John Bryant Paine (April 19, 1870 in Boston, Massachusetts – August 1, 1951 in Weston, Massachusetts) was an American shooter. He competed at the 1896 Summer Olympics in Athens.

Paine was the son of Charles Jackson Paine who was a general in the Union Army during the American Civil War, and also was the younger brother to Sumner Paine. He graduated from Harvard College.

Paine was a member of the Boston Athletic Association, the association were sending over members to Athens for the 1896 Summer Olympics, Paine decided to go along but first stopped in Paris to convince his brother Sumner to join him.

Paine entered all three of the pistol events at the 1896 Games, but actually competed in only one. He, along with his brother Sumner Paine, was disqualified from the rapid fire pistol event for not having the appropriate caliber pistol. Both of the Paines used Colt revolvers, firearms that were far superior to those used by their opponents in the 25 metre military pistol event, John won the event easily, scoring 442 points on 25 hits out of 30 shots, Sumner was not far behind, at 380 points on 23 hits; the third-place finisher, the Greek Nikolaos Morakis, scored only 205 points.

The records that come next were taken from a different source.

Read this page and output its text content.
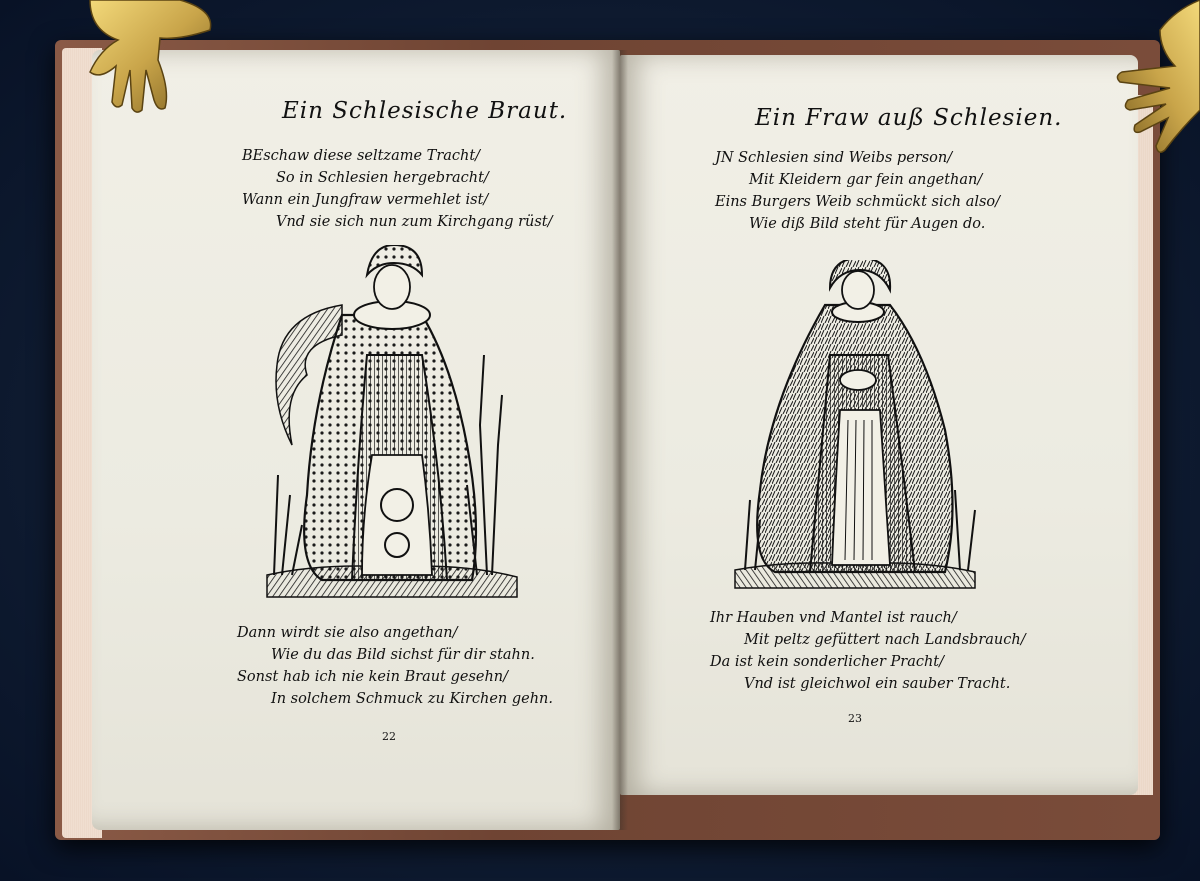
Ein Schlesische Braut.
BEschaw diese seltzame Tracht/
So in Schlesien hergebracht/
Wann ein Jungfraw vermehlet ist/
Vnd sie sich nun zum Kirchgang rüst/
Dann wirdt sie also angethan/
Wie du das Bild sichst für dir stahn.
Sonst hab ich nie kein Braut gesehn/
In solchem Schmuck zu Kirchen gehn.
22
Ein Fraw auß Schlesien.
JN Schlesien sind Weibs person/
Mit Kleidern gar fein angethan/
Eins Burgers Weib schmückt sich also/
Wie diß Bild steht für Augen do.
Ihr Hauben vnd Mantel ist rauch/
Mit peltz gefüttert nach Landsbrauch/
Da ist kein sonderlicher Pracht/
Vnd ist gleichwol ein sauber Tracht.
23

Paine then withdrew from the 30 metre free pistol event, citing his desire to not embarrass his Greek hosts. He also said he had an agreement with his brother that whoever won the first event between them would drop out the next event.

After the Olympics, Paine went on to serve in the Spanish–American War before returning to Boston, Massachusetts, and becoming a wealthy investment banker.

Paine is also the great-grandfather of Cécile Tucker who competed in 1996 Summer Olympics in a rowing event.